One story from Kapsan (in Chinese, as it gives far greater detail than the English version of the same sad tale) describes how Mrs. Shin, a mother with two children, ages 11 and 9, was selling potato noodles in a street market until the currency revaluation cut off her business. She begged for help from the local authorities, who finally sent representatives to her home, where they found her 11-year-old dead from starvation, the 9-year-old barely breathing, and 9,000 useless won of the old currency. In response, the provincial Party secretary visited Shin’s house and thereafter opened up a public cafeteria for two days, fearing social instability among the poorest classes (who were certainly feeling combative before the worst hunger set in). The fact that the highest public official in Ryanggang province intervened in this case would appear to indicate that at the very least, death by starvation in that province is not widespread, but a distinct possibility nevertheless, and that Party members are on edge.
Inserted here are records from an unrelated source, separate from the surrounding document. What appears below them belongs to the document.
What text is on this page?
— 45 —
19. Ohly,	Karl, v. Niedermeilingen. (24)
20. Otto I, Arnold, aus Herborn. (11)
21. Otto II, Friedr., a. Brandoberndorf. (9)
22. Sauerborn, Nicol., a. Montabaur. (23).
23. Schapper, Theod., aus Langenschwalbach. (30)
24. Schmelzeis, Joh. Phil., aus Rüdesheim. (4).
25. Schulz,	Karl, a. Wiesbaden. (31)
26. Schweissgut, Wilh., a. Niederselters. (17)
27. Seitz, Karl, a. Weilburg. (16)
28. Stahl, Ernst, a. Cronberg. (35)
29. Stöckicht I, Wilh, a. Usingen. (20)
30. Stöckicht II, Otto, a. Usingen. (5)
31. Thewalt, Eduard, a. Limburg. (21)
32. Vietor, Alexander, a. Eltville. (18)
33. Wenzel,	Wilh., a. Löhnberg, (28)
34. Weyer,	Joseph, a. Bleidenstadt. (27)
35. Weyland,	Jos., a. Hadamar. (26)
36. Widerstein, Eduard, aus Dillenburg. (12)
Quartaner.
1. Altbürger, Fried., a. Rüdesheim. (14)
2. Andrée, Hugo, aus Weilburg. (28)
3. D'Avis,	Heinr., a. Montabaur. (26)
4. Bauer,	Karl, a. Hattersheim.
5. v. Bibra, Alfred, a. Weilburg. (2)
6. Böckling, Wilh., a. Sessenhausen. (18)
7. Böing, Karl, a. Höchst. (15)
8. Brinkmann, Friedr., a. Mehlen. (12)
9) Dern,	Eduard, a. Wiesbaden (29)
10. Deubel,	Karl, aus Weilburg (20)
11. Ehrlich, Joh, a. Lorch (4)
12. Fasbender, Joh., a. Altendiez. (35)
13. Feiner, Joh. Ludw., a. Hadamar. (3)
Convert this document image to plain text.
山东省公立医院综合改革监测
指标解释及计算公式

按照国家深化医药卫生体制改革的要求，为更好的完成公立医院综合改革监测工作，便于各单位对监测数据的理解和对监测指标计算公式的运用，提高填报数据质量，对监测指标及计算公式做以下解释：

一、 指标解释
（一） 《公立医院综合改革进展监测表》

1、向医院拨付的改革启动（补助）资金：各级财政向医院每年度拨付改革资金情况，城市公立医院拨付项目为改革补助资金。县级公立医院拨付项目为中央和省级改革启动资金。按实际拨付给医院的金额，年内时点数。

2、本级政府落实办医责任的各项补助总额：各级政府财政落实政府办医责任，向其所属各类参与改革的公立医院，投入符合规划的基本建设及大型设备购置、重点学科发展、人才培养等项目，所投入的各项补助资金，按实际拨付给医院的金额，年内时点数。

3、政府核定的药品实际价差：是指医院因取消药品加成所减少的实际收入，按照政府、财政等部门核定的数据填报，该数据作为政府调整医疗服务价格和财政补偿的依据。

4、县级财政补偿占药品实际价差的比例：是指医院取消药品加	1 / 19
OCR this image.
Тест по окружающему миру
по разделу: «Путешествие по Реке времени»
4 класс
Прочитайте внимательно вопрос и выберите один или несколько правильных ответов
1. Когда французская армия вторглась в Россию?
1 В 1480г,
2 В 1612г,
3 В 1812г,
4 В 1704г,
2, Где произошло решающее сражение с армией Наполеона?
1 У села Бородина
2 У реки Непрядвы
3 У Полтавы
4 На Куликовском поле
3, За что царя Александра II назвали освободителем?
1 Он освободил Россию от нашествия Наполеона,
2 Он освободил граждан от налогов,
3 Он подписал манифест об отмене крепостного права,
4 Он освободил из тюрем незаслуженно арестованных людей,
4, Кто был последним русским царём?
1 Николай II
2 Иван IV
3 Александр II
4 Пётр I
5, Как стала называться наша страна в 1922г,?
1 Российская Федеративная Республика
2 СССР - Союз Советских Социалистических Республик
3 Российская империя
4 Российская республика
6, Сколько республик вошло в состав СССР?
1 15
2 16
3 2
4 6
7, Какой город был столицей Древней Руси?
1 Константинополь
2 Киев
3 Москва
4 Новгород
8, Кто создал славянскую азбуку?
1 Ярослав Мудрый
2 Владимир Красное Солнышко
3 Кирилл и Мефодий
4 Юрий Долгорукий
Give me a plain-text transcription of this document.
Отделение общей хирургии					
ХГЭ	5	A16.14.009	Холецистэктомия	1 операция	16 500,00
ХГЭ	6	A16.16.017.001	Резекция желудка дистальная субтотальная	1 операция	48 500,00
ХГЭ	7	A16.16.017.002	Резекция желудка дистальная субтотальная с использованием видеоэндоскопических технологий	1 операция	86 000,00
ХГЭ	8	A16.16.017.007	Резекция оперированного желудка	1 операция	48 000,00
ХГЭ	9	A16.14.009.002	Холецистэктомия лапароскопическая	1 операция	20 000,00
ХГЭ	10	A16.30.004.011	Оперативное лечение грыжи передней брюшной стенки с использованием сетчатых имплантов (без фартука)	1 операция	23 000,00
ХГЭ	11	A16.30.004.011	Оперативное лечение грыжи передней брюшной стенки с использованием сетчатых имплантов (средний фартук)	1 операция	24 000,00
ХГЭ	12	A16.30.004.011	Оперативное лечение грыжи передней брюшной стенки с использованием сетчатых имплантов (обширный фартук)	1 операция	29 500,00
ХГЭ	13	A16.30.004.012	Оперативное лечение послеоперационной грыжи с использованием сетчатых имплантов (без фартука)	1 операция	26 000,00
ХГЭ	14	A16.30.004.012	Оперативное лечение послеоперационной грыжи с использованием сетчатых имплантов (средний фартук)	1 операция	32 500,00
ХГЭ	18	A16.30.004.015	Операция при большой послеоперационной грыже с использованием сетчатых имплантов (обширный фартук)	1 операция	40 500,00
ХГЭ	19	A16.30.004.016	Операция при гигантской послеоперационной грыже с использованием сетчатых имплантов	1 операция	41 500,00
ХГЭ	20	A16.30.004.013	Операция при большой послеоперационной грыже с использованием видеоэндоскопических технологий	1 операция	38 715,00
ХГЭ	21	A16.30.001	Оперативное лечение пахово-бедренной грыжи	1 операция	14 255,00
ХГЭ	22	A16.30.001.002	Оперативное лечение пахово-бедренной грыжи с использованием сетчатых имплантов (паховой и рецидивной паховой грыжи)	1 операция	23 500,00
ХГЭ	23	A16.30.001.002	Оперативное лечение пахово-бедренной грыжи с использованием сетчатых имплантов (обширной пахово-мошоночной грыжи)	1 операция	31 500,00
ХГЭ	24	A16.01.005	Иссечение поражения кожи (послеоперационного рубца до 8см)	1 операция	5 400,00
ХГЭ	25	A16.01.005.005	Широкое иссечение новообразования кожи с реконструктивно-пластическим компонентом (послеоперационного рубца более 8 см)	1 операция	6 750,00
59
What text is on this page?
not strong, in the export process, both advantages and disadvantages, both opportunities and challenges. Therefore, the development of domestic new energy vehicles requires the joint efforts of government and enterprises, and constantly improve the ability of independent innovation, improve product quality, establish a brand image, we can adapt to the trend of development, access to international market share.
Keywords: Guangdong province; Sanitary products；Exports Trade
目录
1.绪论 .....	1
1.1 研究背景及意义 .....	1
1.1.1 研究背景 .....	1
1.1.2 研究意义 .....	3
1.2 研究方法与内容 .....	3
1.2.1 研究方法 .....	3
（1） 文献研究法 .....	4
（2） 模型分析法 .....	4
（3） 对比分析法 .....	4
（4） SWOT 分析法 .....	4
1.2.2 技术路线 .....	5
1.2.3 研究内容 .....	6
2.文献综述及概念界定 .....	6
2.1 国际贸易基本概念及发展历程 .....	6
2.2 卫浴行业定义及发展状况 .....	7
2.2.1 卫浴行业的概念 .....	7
Finally, it’s worth noting that all of this misery is being compounded by severe cold weather. It is frigid in North Korea right now: On December 20, it was – 26 C. in Changbaishan/Paektu, Hyesan (惠山) – 24 C., Kanggye (江界) – 20 C., Sinuiju (新义州) – 13 C., Pyongyang (平壤) – 11 C. Yes, those are negative numbers. As the Daily NK’s Chinese report further describes, North Korea is heavily dependent on coal and wood for their heat, and this winter is clearly going to strain supplies of both.
We can bellyache all day about China’s heavy reliance upon coal and non-renewables, but for today, at least, it’s helpful to recall that Daqing crude and Fushun coal will be keeping real North Koreans alive this winter.

The refugee issue is a key factor. It is obvious that neither South Korea nor the States or others are pushing this issue. And the Chinese government can change it. I think about Eastern Europe 1989 here.
China can’t do much about the talkbukjas without further coordination from the South Korean government. Not sending them back to the DPRK doesn’t solve the issue. Do the Chinese just let them stay in China for as long as they want? Do the Chinese just let them hit foreign embassies and consulates at will? There must be a permanent solution to this. It is very disingenuous for the SK government, NGOs and human rights groups to just tell China “buksong joongji!” without putting anything else on the table.